Der Mobilfunker T-Mobile-Austria will Niedermeyer an den Sanierer Erhard Grossnigg verkaufen.
Konkret soll die Elektrohandelskette zu 100 Prozent an die Restrukturierungs- und Beteiligungs GmbH [REB] von Grossnigg verkauft werden. Der Aufsichtsrat der T-Mobile International müsse den Deal aber noch am kommenden Montag, 9. Februar, absegnen, hieß es von T-Mobile Austria am Mittwoch.
Grossnig ist unter anderem auch im Sanierungsprozess der mittlerweile der BAWAG P.S.K. gehörenden Schuhhandelskette Stiefelkönig involviert und hatte zuletzt auch die Wiener Porzellanmanufaktor Augarten übernommen.
T-Mobile stößt Niedermeyer abÖffnung des Sortiments
Als Kaufpreis für die Elektrohandelskette wurden fünf Mio. Euro kolportiert.

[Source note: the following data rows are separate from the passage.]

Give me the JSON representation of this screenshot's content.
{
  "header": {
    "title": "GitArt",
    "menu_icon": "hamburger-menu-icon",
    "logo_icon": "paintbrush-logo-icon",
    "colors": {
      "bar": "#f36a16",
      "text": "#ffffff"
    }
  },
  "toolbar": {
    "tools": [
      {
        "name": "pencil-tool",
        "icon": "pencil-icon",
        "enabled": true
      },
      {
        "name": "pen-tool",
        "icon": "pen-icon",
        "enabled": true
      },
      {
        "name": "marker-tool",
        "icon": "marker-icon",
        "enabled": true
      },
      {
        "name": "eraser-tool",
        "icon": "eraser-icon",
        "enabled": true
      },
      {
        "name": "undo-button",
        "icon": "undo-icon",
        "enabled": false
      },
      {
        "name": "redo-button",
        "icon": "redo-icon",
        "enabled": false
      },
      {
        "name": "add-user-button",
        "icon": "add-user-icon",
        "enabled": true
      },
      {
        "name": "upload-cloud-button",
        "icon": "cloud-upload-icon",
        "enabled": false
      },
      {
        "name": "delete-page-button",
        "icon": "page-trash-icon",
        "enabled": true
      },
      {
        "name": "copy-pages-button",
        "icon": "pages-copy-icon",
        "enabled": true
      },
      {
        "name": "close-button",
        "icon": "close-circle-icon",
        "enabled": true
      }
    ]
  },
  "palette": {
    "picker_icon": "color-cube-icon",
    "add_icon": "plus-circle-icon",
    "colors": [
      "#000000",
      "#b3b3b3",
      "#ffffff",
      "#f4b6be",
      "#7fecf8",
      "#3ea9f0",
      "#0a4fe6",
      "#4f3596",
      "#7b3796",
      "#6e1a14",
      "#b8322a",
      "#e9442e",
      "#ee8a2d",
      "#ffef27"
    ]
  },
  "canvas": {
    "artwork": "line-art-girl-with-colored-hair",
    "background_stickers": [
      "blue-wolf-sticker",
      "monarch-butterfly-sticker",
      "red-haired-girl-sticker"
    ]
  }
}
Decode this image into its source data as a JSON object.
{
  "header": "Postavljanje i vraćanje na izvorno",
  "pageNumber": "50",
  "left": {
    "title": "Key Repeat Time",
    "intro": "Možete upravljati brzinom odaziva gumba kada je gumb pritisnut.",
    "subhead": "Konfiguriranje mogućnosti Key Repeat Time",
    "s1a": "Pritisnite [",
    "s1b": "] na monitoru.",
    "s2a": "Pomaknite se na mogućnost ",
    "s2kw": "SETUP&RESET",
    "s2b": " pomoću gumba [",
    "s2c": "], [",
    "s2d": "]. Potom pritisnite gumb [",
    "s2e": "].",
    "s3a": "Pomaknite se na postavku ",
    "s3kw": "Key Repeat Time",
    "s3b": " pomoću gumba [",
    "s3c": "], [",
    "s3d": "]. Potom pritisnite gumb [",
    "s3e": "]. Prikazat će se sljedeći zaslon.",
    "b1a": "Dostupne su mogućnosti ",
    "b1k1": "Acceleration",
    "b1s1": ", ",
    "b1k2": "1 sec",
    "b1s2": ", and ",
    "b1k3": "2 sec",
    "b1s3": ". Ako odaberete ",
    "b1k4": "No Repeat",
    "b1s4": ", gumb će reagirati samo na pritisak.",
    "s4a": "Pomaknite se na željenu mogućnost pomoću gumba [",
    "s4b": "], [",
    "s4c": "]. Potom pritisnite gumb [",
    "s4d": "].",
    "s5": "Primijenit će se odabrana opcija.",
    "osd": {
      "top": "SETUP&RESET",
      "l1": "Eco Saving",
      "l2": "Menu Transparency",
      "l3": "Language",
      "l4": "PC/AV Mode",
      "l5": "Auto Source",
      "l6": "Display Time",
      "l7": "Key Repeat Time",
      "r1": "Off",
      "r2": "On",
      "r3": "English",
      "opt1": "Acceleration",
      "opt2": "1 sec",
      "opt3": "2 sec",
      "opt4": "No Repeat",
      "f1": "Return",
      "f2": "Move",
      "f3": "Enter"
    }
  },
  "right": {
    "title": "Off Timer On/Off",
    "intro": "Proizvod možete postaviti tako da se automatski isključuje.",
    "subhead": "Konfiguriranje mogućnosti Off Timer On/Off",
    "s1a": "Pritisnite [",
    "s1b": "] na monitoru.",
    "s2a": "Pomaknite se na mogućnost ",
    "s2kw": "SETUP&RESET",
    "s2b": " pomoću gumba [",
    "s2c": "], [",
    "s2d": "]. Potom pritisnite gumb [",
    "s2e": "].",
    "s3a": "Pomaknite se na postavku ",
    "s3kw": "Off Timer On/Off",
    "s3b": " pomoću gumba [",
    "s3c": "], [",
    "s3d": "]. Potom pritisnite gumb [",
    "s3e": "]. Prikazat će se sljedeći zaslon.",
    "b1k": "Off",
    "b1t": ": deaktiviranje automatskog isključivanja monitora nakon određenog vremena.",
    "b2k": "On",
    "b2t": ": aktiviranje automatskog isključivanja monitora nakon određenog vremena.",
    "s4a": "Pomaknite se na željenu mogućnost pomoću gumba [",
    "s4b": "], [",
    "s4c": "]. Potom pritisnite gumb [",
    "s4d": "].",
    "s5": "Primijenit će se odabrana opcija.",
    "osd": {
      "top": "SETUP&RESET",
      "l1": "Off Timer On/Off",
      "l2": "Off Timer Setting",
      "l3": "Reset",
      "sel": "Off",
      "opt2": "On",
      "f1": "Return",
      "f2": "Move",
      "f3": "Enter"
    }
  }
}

Die Kooperation mit T-Mobile Austria soll Medienberichten zufolge aufrecht bleiben, das Sortiment aber für andere Handybetreiber geöffnet werden.
Geschäftsführer Robert Happel soll außerdem den bisherigen Frauenthal-Finanzchef Gernot Schubert an die Seite bekommen. Die REB will angeblich "etliche Millionen" in die Kette investieren und plane einen strikten Sparkurs, etwa ein Dutzend Filialen sollen geschlossen werden.
Niedermeyer hat zuletzt tiefrote Zahlen geschrieben, der Umsatz der Kette hat sich 2003 auf 226 Mio. Euro belaufen. Das Unternehmen beschäftigt rund 930 Mitarbeiter in rund 220 Filialen.